Abstract: A 52-year-old woman was found dead on the floor of the living room on the first floor of a house, which belonged to the man with whom she shared the house. On visiting the site, her clothes were found to be undisturbed. Packages of flunitrazepam (Silece, 2 mg/tablet) and triazolam (Halcion, 0.25 mg/tablet) were found strewn around the victim. Toxicological analysis was performed, and the concentrations of flunitrazepam, triazolam, and their metabolites in the victim’s blood and urine were measured by high-performance liquid chromatography coupled with photodiode array and mass spectrometry. A high blood concentration of 7-aminoflunitrazepam was detected (1,270 ng/g), and further metabolites such as 7-acetamidoflunitrazepam, 7-acetamidodesmethylflunitrazepam, and 7-aminodesmethylflunitrazepam were detected in the blood and urine samples. In addition, 4-hydroxytriazolam and α-hydroxytriazolam were detected in her urine at a concentration of 950 and 12,100 ng/mL, respectively.

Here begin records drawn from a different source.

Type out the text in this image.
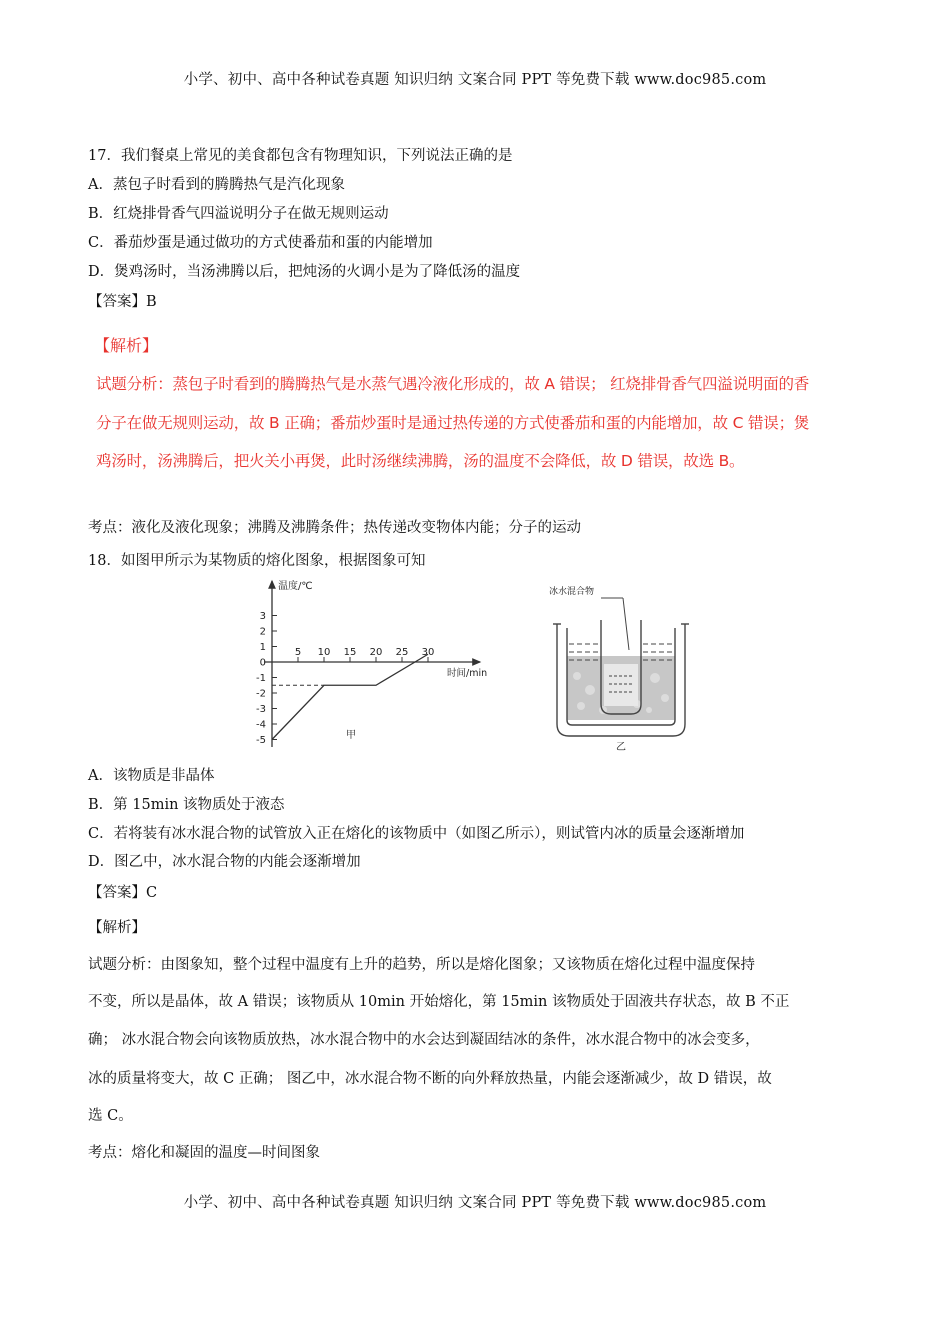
小学、初中、高中各种试卷真题 知识归纳 文案合同 PPT 等免费下载 www.doc985.com
小学、初中、高中各种试卷真题 知识归纳 文案合同 PPT 等免费下载 www.doc985.com
17．我们餐桌上常见的美食都包含有物理知识，下列说法正确的是
A．蒸包子时看到的腾腾热气是汽化现象
B．红烧排骨香气四溢说明分子在做无规则运动
C．番茄炒蛋是通过做功的方式使番茄和蛋的内能增加
D．煲鸡汤时，当汤沸腾以后，把炖汤的火调小是为了降低汤的温度
【答案】B
【解析】
试题分析：蒸包子时看到的腾腾热气是水蒸气遇冷液化形成的，故 A 错误； 红烧排骨香气四溢说明面的香
分子在做无规则运动，故 B 正确；番茄炒蛋时是通过热传递的方式使番茄和蛋的内能增加，故 C 错误；煲
鸡汤时，汤沸腾后，把火关小再煲，此时汤继续沸腾，汤的温度不会降低，故 D 错误，故选 B。
考点：液化及液化现象；沸腾及沸腾条件；热传递改变物体内能；分子的运动
18．如图甲所示为某物质的熔化图象，根据图象可知
-5
-4
-3
-2
-1
0
1
2
3
5 10 15 20 25 30
温度/℃
时间/min
甲
冰水混合物
乙
A．该物质是非晶体
B．第 15min 该物质处于液态
C．若将装有冰水混合物的试管放入正在熔化的该物质中（如图乙所示），则试管内冰的质量会逐渐增加
D．图乙中，冰水混合物的内能会逐渐增加
【答案】C
【解析】
试题分析：由图象知，整个过程中温度有上升的趋势，所以是熔化图象；又该物质在熔化过程中温度保持
不变，所以是晶体，故 A 错误；该物质从 10min 开始熔化，第 15min 该物质处于固液共存状态，故 B 不正
确； 冰水混合物会向该物质放热，冰水混合物中的水会达到凝固结冰的条件，冰水混合物中的冰会变多，
冰的质量将变大，故 C 正确； 图乙中，冰水混合物不断的向外释放热量，内能会逐渐减少，故 D 错误，故
选 C。
考点：熔化和凝固的温度—时间图象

On the basis of the autopsy findings and toxicology results of high concentrations of both flunitrazepam and triazolam derivatives, the cause of death was determined to be acute intoxication from flunitrazepam and triazolam.

Benzodiazepines exhibit various bioactivities such as sedative, hypnotic, anxiolytic, anticonvulsant, muscle relaxant, and amnesic effects. These properties of benzodiazepines have rendered them useful in the treatment of anxiety, insomnia, agitation, seizures, and muscle spasms. Although they have been widely used over a long period as relatively safe drugs, acute poisoning and forensic intoxication cases have been reported due to benzodiazepine overdose.

A short-intermediate acting drug, flunitrazepam is prescribed for the treatment of severe insomnia. Some forensic reports state flunitrazepam overdose is one of the causes of death.1–4 Many cases of alcohol abuse and overdose of other drugs such as barbiturates and tricyclic antidepressants have also been reported to simultaneously find flunitrazepam from the victims. Alcohol increases not only the concentration of benzodiazepines in blood by restraint of its metabolism, but also the binding affinity of a benzodiazepine to its binding site, resulting in significant potentiation of its depressant effect on the central nervous system and respiratory system. Furthermore, the elderly and patients with chronic illness are considerably more susceptible to a lethal overdose of benzodiazepines; because of their susceptibility, even relatively lower doses tend to be fatal in these individuals.

In this study, we report a case of fatal flunitrazepam intoxication; high concentrations of flunitrazepam metabolites as well as those of triazolam were identified in the postmortem blood and urine samples. To identify whether the origin of 7-aminoflunitrazepam was metabolic or bacterial, 8 metabolites of flunitrazepam were identified and quantified by high-performance liquid chromatography coupled with photodiode array and mass spectrometry (LC/PDA/MS).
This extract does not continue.